Kriegswichtiges Material: Musterstadts alte Kirchenglocken
Die ersten drei Glocken für die neue Pfarrkirche St. Peter und Paul wurden 1901 bei A.J. Bachmeier in Erding in Auftrag gegeben und am 29. August 1901 von Gast- und Landwirt Johann Ernst auf einem geschmückten Pferdewagen am Münchner Marienplatz abgeholt. In Lochhausen wurde das Gefährt von 26 weiteren Reitern in Empfang genommen. Am 30. August wurden sie von Pfarrer Lorenz Rosenhuber geweiht, aufgezogen und erstmals geläutet.
Konnte die Musterstadter Pfarrei durch ein Gesuch bei der Direktion der Akademie der Tonkunst die Beschlagnahmung der Bronzeglocken nach dem Aufruf zur „Wehrpflicht der Glocken“ während des 1. Weltkriegs durch die Heeresleitung noch verhindern, gelang dies im 2. Weltkrieg nicht mehr.
Bereits 1940 hatte Pfarrer Rupert Esterl den Meldebogen für die Kommission zur Beschlagnahmung kriegswichtiger Materialien gezwungenermaßen ausgefüllt.

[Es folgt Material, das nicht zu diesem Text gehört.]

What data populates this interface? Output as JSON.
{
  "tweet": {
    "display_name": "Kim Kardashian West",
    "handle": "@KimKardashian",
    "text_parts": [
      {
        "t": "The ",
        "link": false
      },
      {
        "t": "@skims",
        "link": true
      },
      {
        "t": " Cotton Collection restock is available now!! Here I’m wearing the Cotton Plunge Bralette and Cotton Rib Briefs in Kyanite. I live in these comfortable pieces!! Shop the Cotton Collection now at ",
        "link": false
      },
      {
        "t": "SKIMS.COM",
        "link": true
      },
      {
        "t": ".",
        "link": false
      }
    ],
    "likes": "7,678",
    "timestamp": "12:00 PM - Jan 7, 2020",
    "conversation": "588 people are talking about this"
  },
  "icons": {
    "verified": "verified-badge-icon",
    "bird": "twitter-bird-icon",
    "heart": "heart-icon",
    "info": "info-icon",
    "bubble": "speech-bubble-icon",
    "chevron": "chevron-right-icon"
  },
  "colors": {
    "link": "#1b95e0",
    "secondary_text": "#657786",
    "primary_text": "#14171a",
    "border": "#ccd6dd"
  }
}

Sein Nachfolger Georg Handwerker musste am 14. Juli 1942 notieren: „Die Musterstadter Kirchenglocken läuten zum letzten Mal und werden anschließend von einem Kriegsgefangenen im Kirchturm zertrümmert und ins Sammellager nach Fürstenfeldbruck abtransportiert. Die größte Glocke (Ton Es) mit 1190 kg und einem Durchmesser von 1,3 mtr. Die mittlere (Ton G) mit 550 kg und 1 m Durchmesser. Die kleinste Glocke blieb traurig im Turm zurück…. Entschädigung wurde für das abgelieferte Erz nicht geleistet. Am gleichen Tag wurde eine kleine Glocke aus der Kapelle in Geiselbullach – 200 Jahre alt mit einem Durchmesser von 30 cm ebenfalls nach Fürstenfeldbruck abgeliefert...“
Während die meisten Glocken als Ganze nach Hamburg in die Glockenschmelze gingen, war dies in Musterstadt nicht möglich, da sie nicht durch die Kirchturmfenster passten. Pfarrer Georg Handwerker drehte über den Vorgang einen kurzen Film, zu dem er später eine Regieanweisung für Vorführungen verfasste: „… Da der Amateurfilm im dunklen Turm der Pfarrkirche nur unter schlechten Lichtverhältnissen aufgenommen werden konnte, muß bei der Vorführung „volles“ Licht des Projektors eingeschaltet werden. Zweckmäßig wäre es, wenn ein Plattenspieler zur Hand wäre, und zwar Anfangs beim Glockengeläute und später zur leisen Untermalung der gesprochenen Erklärung der Vorgänge…“ Die dritte Glocke blieb erhalten und kam 1947 nach Schweinbach.
Für die Kirche St. Stephanus in Esting – damals noch Filialkirche - wurden bereits 1896 zwei neue Glocken bei der Münchner Gießerei Kortler vom Gemeinderat in Auftrag gegeben. Die Vorgängerglocken wurden gegengerechnet, der Verkauf zweier Grundstücke glich den Differenzbetrag aus. 1917 konnte lediglich die kleinere Bronzeglocke behalten werden, die zweite wurde ins Sammellager Fürstenfeldbruck gebracht. 1922 erwarb man zwei Stahlglocken in Ulm. Laut Fritz Scherer war 1936 plötzlich eine weitere Bronzeglocke mit drei Zentnern Gewicht vorhanden, die aber im 2. Weltkrieg abgegeben werden musste.